Apparently, the administration bought their silence by promising them free reign over America’s relationships with certain international institutions (i.e. anything even remotely smacking of the United Nations) and international environmental policy if they refrained from criticizing the administration’s new enthusiasm for nation-building. Since the Oceans Treaty involves both, the right-wing’s black helicopters have descended on the Senate floor.
Led by Frank J. Gaffney Jr., president of the Center for Security Policy, the right wing has raised two principle arguments against the treaty.
The first, as Gaffney put it, is that the Oceans Treaty is a "giant leap towards world government." While it’s true the treaty creates several international institutions, these institutions will improve, not undermine, the ability of the United States to effectively monitor and assert its vital interests. Besides, saying that the limited institutional apparatus the treaty creates will inevitably lead to world government is like saying that if I start walking east, I will necessarily drown in the Atlantic Ocean. Gaffney and his fellow right-wingers should have more faith in America’s ability to stick up for itself when its interests are on the line.
The second argument is that a crucial amendment made in 1994 to correct what had been a serious flaw in the treaty is not legally binding. Never mind that lawyers from the Defense Department, the State Department, and the Senate Foreign Relations Committee think this argument is entirely without merit, and that the right-wingers who have made it are not lawyers. Just step back and admire the right wing’s strategy here: if the treaty is so obviously in America’s security and economic interests, the only possible way to oppose it is by arguing that the parts that are especially important to the United States aren’t legally binding.
As Lugar concludes, Gaffney and his right wing counterparts oppose the treaty out of "ephemeral conservative concerns that boil down to a discomfort with multilateralism."
As a result of the right wing’s obstructionism, there is a danger that the treaty may not be ratified before November of this year.
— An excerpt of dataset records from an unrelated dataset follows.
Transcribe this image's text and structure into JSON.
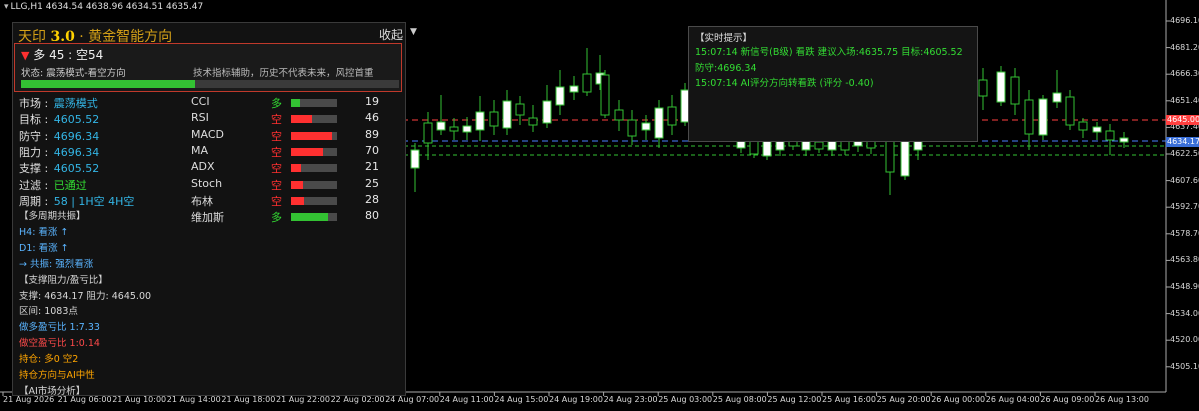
{
  "window": {
    "title": "LLG,H1  4634.54 4638.96 4634.51 4635.47"
  },
  "panel": {
    "title_prefix": "天印 ",
    "title_version": "3.0",
    "title_suffix": " · 黄金智能方向",
    "collapse_label": "收起",
    "collapse_arrow": "▼",
    "signal": {
      "arrow": "▼",
      "text": " 多 45 : 空54",
      "status": "状态: 震荡模式-看空方向",
      "note": "技术指标辅助，历史不代表未来，风控首重",
      "strength": 0.46
    },
    "rows": [
      {
        "label": "市场 : ",
        "value": "震荡模式",
        "color": "#33b5e5"
      },
      {
        "label": "目标 : ",
        "value": "4605.52",
        "color": "#33b5e5"
      },
      {
        "label": "防守 : ",
        "value": "4696.34",
        "color": "#33b5e5"
      },
      {
        "label": "阻力 : ",
        "value": "4696.34",
        "color": "#33b5e5"
      },
      {
        "label": "支撑 : ",
        "value": "4605.52",
        "color": "#33b5e5"
      },
      {
        "label": "过滤 : ",
        "value": "已通过",
        "color": "#33dd33"
      },
      {
        "label": "周期 : ",
        "value": "58 | 1H空 4H空",
        "color": "#33b5e5"
      }
    ],
    "indicators": [
      {
        "name": "CCI",
        "dir": "多",
        "dir_color": "#33dd33",
        "value": "19",
        "fill": 0.19,
        "fill_color": "#33c233"
      },
      {
        "name": "RSI",
        "dir": "空",
        "dir_color": "#ff3030",
        "value": "46",
        "fill": 0.46,
        "fill_color": "#ff3030"
      },
      {
        "name": "MACD",
        "dir": "空",
        "dir_color": "#ff3030",
        "value": "89",
        "fill": 0.89,
        "fill_color": "#ff3030"
      },
      {
        "name": "MA",
        "dir": "空",
        "dir_color": "#ff3030",
        "value": "70",
        "fill": 0.7,
        "fill_color": "#ff3030"
      },
      {
        "name": "ADX",
        "dir": "空",
        "dir_color": "#ff3030",
        "value": "21",
        "fill": 0.21,
        "fill_color": "#ff3030"
      },
      {
        "name": "Stoch",
        "dir": "空",
        "dir_color": "#ff3030",
        "value": "25",
        "fill": 0.25,
        "fill_color": "#ff3030"
      },
      {
        "name": "布林",
        "dir": "空",
        "dir_color": "#ff3030",
        "value": "28",
        "fill": 0.28,
        "fill_color": "#ff3030"
      },
      {
        "name": "维加斯",
        "dir": "多",
        "dir_color": "#33dd33",
        "value": "80",
        "fill": 0.8,
        "fill_color": "#33c233"
      }
    ],
    "lines": [
      {
        "text": "【多周期共振】",
        "color": "#d8d8d8"
      },
      {
        "text": "H4: 看涨 ↑",
        "color": "#5ab4ff"
      },
      {
        "text": "D1: 看涨 ↑",
        "color": "#5ab4ff"
      },
      {
        "text": "→ 共振: 强烈看涨",
        "color": "#5ab4ff"
      },
      {
        "text": "【支撑阻力/盈亏比】",
        "color": "#d8d8d8"
      },
      {
        "text": "支撑: 4634.17 阻力: 4645.00",
        "color": "#d8d8d8"
      },
      {
        "text": "区间: 1083点",
        "color": "#d8d8d8"
      },
      {
        "text": "做多盈亏比 1:7.33",
        "color": "#5ab4ff"
      },
      {
        "text": "做空盈亏比 1:0.14",
        "color": "#ff4a4a"
      },
      {
        "text": "持仓: 多0 空2",
        "color": "#ffa500"
      },
      {
        "text": "持仓方向与AI中性",
        "color": "#ffa500"
      },
      {
        "text": "【AI市场分析】",
        "color": "#d8d8d8"
      }
    ]
  },
  "realtime": {
    "title": "【实时提示】",
    "line1": "15:07:14 新信号(B级) 看跌 建议入场:4635.75 目标:4605.52",
    "line2": "防守:4696.34",
    "line3": "15:07:14 AI评分方向转看跌 (评分 -0.40)"
  },
  "price_axis": {
    "labels": [
      "4696.10",
      "4681.20",
      "4666.30",
      "4651.40",
      "4637.40",
      "4622.50",
      "4607.60",
      "4592.70",
      "4578.70",
      "4563.80",
      "4548.90",
      "4534.00",
      "4520.00",
      "4505.10"
    ],
    "resistance_tag": "4645.00",
    "current_tag": "4634.17"
  },
  "time_axis": {
    "labels": [
      "21 Aug 2026",
      "21 Aug 06:00",
      "21 Aug 10:00",
      "21 Aug 14:00",
      "21 Aug 18:00",
      "21 Aug 22:00",
      "22 Aug 02:00",
      "24 Aug 07:00",
      "24 Aug 11:00",
      "24 Aug 15:00",
      "24 Aug 19:00",
      "24 Aug 23:00",
      "25 Aug 03:00",
      "25 Aug 08:00",
      "25 Aug 12:00",
      "25 Aug 16:00",
      "25 Aug 20:00",
      "26 Aug 00:00",
      "26 Aug 04:00",
      "26 Aug 09:00",
      "26 Aug 13:00"
    ]
  },
  "colors": {
    "bull": "#ffffff",
    "bear": "#000000",
    "wick": "#33c233",
    "resistance": "#ff4040",
    "support": "#4a7fff",
    "dash": "#33c233"
  }
}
This is important because at that time, the treaty opens for amendment. Our failure to ratify the treaty means that we will not have any say in negotiations over amendments that could obstruct American national security and unravel the bundle of rights successive Republican and Democratic administrations have fought hard for since negotiations on the Oceans Treaty first began in 1973.
The Oceans Treaty is too important to America’s security and economic interests to let a few right-wing ideologues have their sporting fun. It’s time for Frist to clip the far right’s wings and join with Lugar to ensure Senate ratification of the Oceans Treaty.
Andrew J. Grotto is an associate scholar in national security at the Center for American Progress.